The governor-elect has made three announcements to date, including Bannon’s appointment. Malloy also said shortly after the election that Lt. Gov.-elect Nancy Wyman would co-chair the transition effort along with Bannon.
And last week Malloy named Ben Barnes, 42 of Stratford, to be his budget director. A former government finance expert at the Connecticut Conference of Municipalities, Barnes also held three administrative posts in Stamford during Malloy’s tenure as mayor there, which ran from 1995 through 2009.
Connecticut NAACP President Scot X. Esdaile released a statement contending that it had received nine names of transition team members. Besides Bannon, Wyman and Barnes, the list also included:
- Lorraine M. Aronson, who is Bannon’s wife, a former chief financial officer for the University of Connecticut and a former deputy budget director and commissioner under three different governors.
- Retiring Deputy State Treasurer Howard Rifkin.
- Former Lt.
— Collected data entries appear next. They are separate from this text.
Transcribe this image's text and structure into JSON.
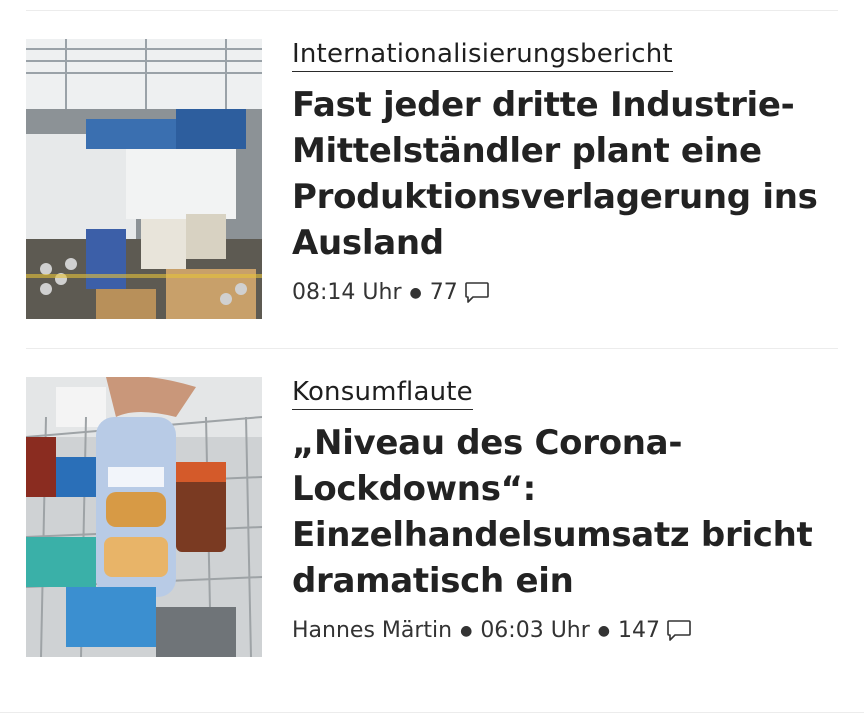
{
  "articles": [
    {
      "kicker": "Internationalisierungsbericht",
      "headline": "Fast jeder dritte Industrie-Mittelständler plant eine Produktionsverlagerung ins Ausland",
      "author": "",
      "time": "08:14 Uhr",
      "comments": "77",
      "image": "factory-hall-photo"
    },
    {
      "kicker": "Konsumflaute",
      "headline": "„Niveau des Corona-Lockdowns“: Einzelhandelsumsatz bricht dramatisch ein",
      "author": "Hannes Märtin",
      "time": "06:03 Uhr",
      "comments": "147",
      "image": "shopping-cart-photo"
    }
  ],
  "icons": {
    "comment": "comment-bubble-icon"
  },
  "colors": {
    "text": "#222222",
    "divider": "#ececec"
  }
}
Gov. Kevin Sullivan, who also served as state Senate president pro tem for four terms in the 1990s and early 2000s.
- Former state Comptroller Bill Curry.
- Mark Ojakian, who has served as deputy comptroller under Wyman.
- Colleen Flanagan, a former aide to U.S. Sen. Christopher J. Dodd, and who has been serving as acting spokeswoman for the transition.
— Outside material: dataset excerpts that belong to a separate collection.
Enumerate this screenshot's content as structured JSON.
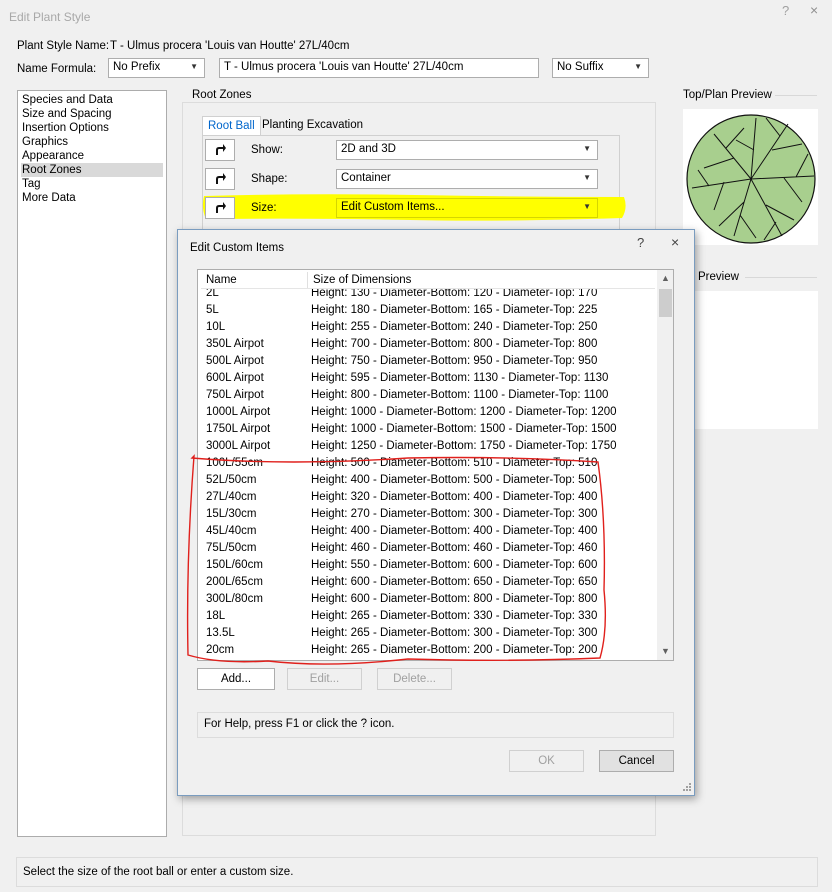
{
  "window": {
    "title": "Edit Plant Style",
    "help_glyph": "?",
    "close_glyph": "×"
  },
  "plant_style": {
    "name_label": "Plant Style Name:",
    "name_value": "T - Ulmus procera 'Louis van Houtte' 27L/40cm",
    "formula_label": "Name Formula:",
    "prefix_value": "No Prefix",
    "formula_value": "T - Ulmus procera 'Louis van Houtte' 27L/40cm",
    "suffix_value": "No Suffix"
  },
  "nav": {
    "items": [
      "Species and Data",
      "Size and Spacing",
      "Insertion Options",
      "Graphics",
      "Appearance",
      "Root Zones",
      "Tag",
      "More Data"
    ],
    "selected": "Root Zones"
  },
  "root_zones": {
    "group_title": "Root Zones",
    "tabs": [
      "Root Ball",
      "Planting Excavation"
    ],
    "active_tab": "Root Ball",
    "show_label": "Show:",
    "show_value": "2D and 3D",
    "shape_label": "Shape:",
    "shape_value": "Container",
    "size_label": "Size:",
    "size_value": "Edit Custom Items...",
    "highlight_color": "#ffff00"
  },
  "preview": {
    "top_plan_title": "Top/Plan Preview",
    "second_title": "Preview",
    "tree_fill": "#a8cf8e"
  },
  "dialog": {
    "title": "Edit Custom Items",
    "help_glyph": "?",
    "close_glyph": "×",
    "columns": [
      "Name",
      "Size of Dimensions"
    ],
    "rows": [
      {
        "name": "2L",
        "size": "Height: 130 - Diameter-Bottom: 120 - Diameter-Top: 170"
      },
      {
        "name": "5L",
        "size": "Height: 180 - Diameter-Bottom: 165 - Diameter-Top: 225"
      },
      {
        "name": "10L",
        "size": "Height: 255 - Diameter-Bottom: 240 - Diameter-Top: 250"
      },
      {
        "name": "350L Airpot",
        "size": "Height: 700 - Diameter-Bottom: 800 - Diameter-Top: 800"
      },
      {
        "name": "500L Airpot",
        "size": "Height: 750 - Diameter-Bottom: 950 - Diameter-Top: 950"
      },
      {
        "name": "600L Airpot",
        "size": "Height: 595 - Diameter-Bottom: 1130 - Diameter-Top: 1130"
      },
      {
        "name": "750L Airpot",
        "size": "Height: 800 - Diameter-Bottom: 1100 - Diameter-Top: 1100"
      },
      {
        "name": "1000L Airpot",
        "size": "Height: 1000 - Diameter-Bottom: 1200 - Diameter-Top: 1200"
      },
      {
        "name": "1750L Airpot",
        "size": "Height: 1000 - Diameter-Bottom: 1500 - Diameter-Top: 1500"
      },
      {
        "name": "3000L Airpot",
        "size": "Height: 1250 - Diameter-Bottom: 1750 - Diameter-Top: 1750"
      },
      {
        "name": "100L/55cm",
        "size": "Height: 500 - Diameter-Bottom: 510 - Diameter-Top: 510"
      },
      {
        "name": "52L/50cm",
        "size": "Height: 400 - Diameter-Bottom: 500 - Diameter-Top: 500"
      },
      {
        "name": "27L/40cm",
        "size": "Height: 320 - Diameter-Bottom: 400 - Diameter-Top: 400"
      },
      {
        "name": "15L/30cm",
        "size": "Height: 270 - Diameter-Bottom: 300 - Diameter-Top: 300"
      },
      {
        "name": "45L/40cm",
        "size": "Height: 400 - Diameter-Bottom: 400 - Diameter-Top: 400"
      },
      {
        "name": "75L/50cm",
        "size": "Height: 460 - Diameter-Bottom: 460 - Diameter-Top: 460"
      },
      {
        "name": "150L/60cm",
        "size": "Height: 550 - Diameter-Bottom: 600 - Diameter-Top: 600"
      },
      {
        "name": "200L/65cm",
        "size": "Height: 600 - Diameter-Bottom: 650 - Diameter-Top: 650"
      },
      {
        "name": "300L/80cm",
        "size": "Height: 600 - Diameter-Bottom: 800 - Diameter-Top: 800"
      },
      {
        "name": "18L",
        "size": "Height: 265 - Diameter-Bottom: 330 - Diameter-Top: 330"
      },
      {
        "name": "13.5L",
        "size": "Height: 265 - Diameter-Bottom: 300 - Diameter-Top: 300"
      },
      {
        "name": "20cm",
        "size": "Height: 265 - Diameter-Bottom: 200 - Diameter-Top: 200"
      }
    ],
    "add_label": "Add...",
    "edit_label": "Edit...",
    "delete_label": "Delete...",
    "help_text": "For Help, press F1 or click the ? icon.",
    "ok_label": "OK",
    "cancel_label": "Cancel",
    "annotation_color": "#e0201c"
  },
  "status": {
    "text": "Select the size of the root ball or enter a custom size."
  }
}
All of these individuals are white.
“The lack of diversity in Dan Malloy’s transition team is a slap in the face to all of the urban areas in the State of Connecticut,” Esdaile wrote. “Clearly Dan Malloy would not have been elected if the minority communities did not come out in record numbers on Election Day. Only time will tell, but we demand substantial representation at the table.”
Though Bannon did not provide specifics, he responded that “Some of the names they cite are wrong, and there are other people who will be joining the team whose names they don’t even have. If the NAACP would like to discuss diversity within the transition team or the future administration, we’re happy to have that discussion.”
Malloy is expected to release more details about his transition effort this week.